For official updates and detailed policy documents, readers can visit the European Commission’s Directorate-General for Climate Action. For industry perspectives and the latest news, IATA’s website at iata.org is a valuable resource.
By staying informed and engaged, everyone involved—from airlines to travelers—can help shape a future where EU aviation remains both competitive and sustainable.
Learn Today
IATA → International Air Transport Association representing global airline interests and industry standards.
Sustainable Aviation Fuel (SAF) → Cleaner jet fuel alternative made from renewable resources to reduce carbon emissions.
EU Emissions Trading System (ETS) → Cap-and-trade system requiring airlines to buy permits for their carbon emissions.
Single European Sky (SES) → EU initiative to unify air traffic control and improve efficiency across European airspace.

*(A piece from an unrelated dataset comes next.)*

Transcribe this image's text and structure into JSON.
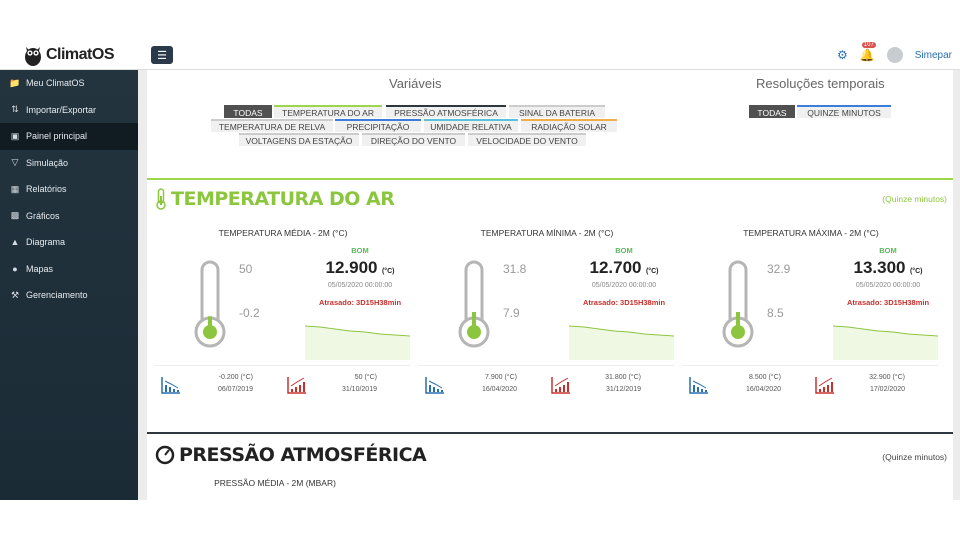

ReFuelEU Aviation Initiative → EU policy mandating increased use of sustainable aviation fuel starting in 2025.
This Article in a Nutshell
Europe’s aviation sector faces a crises due to costly climate rules, slow airspace reforms, and rising fuel prices, warns IATA. Strict SAF mandates and ETS reforms increase expenses, hurting airline competitiveness and possibly causing route cuts or flight moves outside the EU. Infrastructure remains fragmented, worsening delays.